Gene Y on the vector is ideally able to complement the essential cellular gene X. In the present context, a "complementing" gene is a gene that by its presence is able to restore the phenotype of a mutated cell. To restore the phenotype of a mutated cell, the complementing gene does not need to be identical to an unmutated version of said gene. There are several examples in the art describing mutated versions of a gene that is able to complement a mutated gene. One particular example is the so-called alpha- complementation of the E. coli lacZ gene. Usually, the mutated gene and the mutated complementing gene are mutated in different positions, the result being a restoration of the function of the non-mutated gene through complementation. In the present invention, the essential cellular wild-type gene is not mutated but inactivated through the specific interaction of the antisense construct. The viable phenotype is restored by the presense of an altered but yet functionally equivalent version of said essential gene. Thus, the altered version of the essential gene is sufficiently different in nucleotide sequence to be refractive to the inhibitory effect of the antisense construct.

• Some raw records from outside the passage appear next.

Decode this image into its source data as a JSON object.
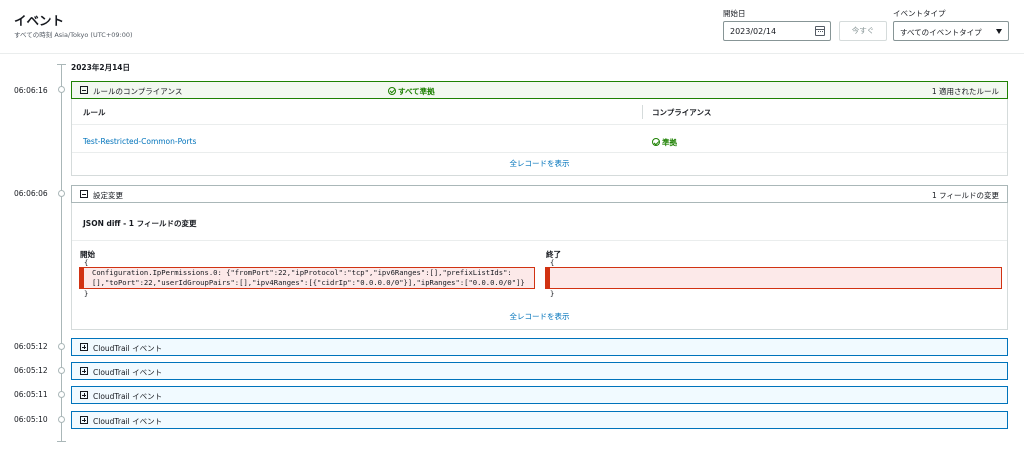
{
  "page": {
    "title": "イベント",
    "subtitle": "すべての時刻 Asia/Tokyo (UTC+09:00)"
  },
  "controls": {
    "start_date_label": "開始日",
    "start_date_value": "2023/02/14",
    "now_button": "今すぐ",
    "event_type_label": "イベントタイプ",
    "event_type_value": "すべてのイベントタイプ"
  },
  "timeline": {
    "date_heading": "2023年2月14日"
  },
  "compliance_event": {
    "time": "06:06:16",
    "title": "ルールのコンプライアンス",
    "status": "すべて準拠",
    "summary": "1 適用されたルール",
    "columns": [
      "ルール",
      "コンプライアンス"
    ],
    "rows": [
      {
        "rule": "Test-Restricted-Common-Ports",
        "compliance": "準拠"
      }
    ],
    "view_all": "全レコードを表示"
  },
  "config_event": {
    "time": "06:06:06",
    "title": "設定変更",
    "summary": "1 フィールドの変更",
    "diff_heading": "JSON diff - 1 フィールドの変更",
    "before_label": "開始",
    "after_label": "終了",
    "before_open": "{",
    "before_line1": "Configuration.IpPermissions.0: {\"fromPort\":22,\"ipProtocol\":\"tcp\",\"ipv6Ranges\":[],\"prefixListIds\":",
    "before_line2": "[],\"toPort\":22,\"userIdGroupPairs\":[],\"ipv4Ranges\":[{\"cidrIp\":\"0.0.0.0/0\"}],\"ipRanges\":[\"0.0.0.0/0\"]}",
    "before_close": "}",
    "after_open": "{",
    "after_close": "}",
    "view_all": "全レコードを表示"
  },
  "cloudtrail_events": [
    {
      "time": "06:05:12",
      "title": "CloudTrail イベント"
    },
    {
      "time": "06:05:12",
      "title": "CloudTrail イベント"
    },
    {
      "time": "06:05:11",
      "title": "CloudTrail イベント"
    },
    {
      "time": "06:05:10",
      "title": "CloudTrail イベント"
    }
  ]
}
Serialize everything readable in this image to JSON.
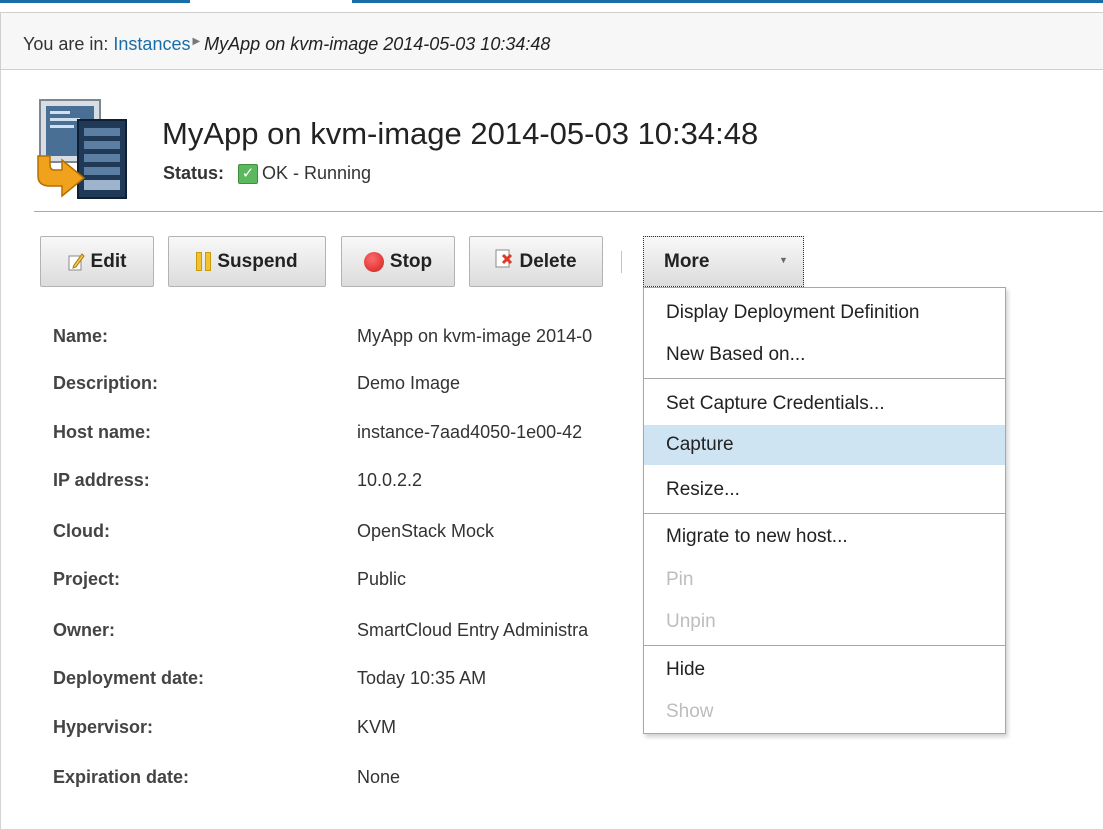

In the situations where gene Y on the vector is a mutated but functionally equivalent of the essential cellular gene X, it is referred to as X'. The mutated gene X' on the vector can e.g. be a "silent mutation" of gene X. In the present context, a "silent mutation" is a mutation which does not lead to a change in the product encoded by the gene.
The present invention thus discloses a method, wherein said antisense or antigene construct down-regulates the expression of the growth essential gene X, thereby exercising a detrimental effect on the untransformed cells in the mixed culture.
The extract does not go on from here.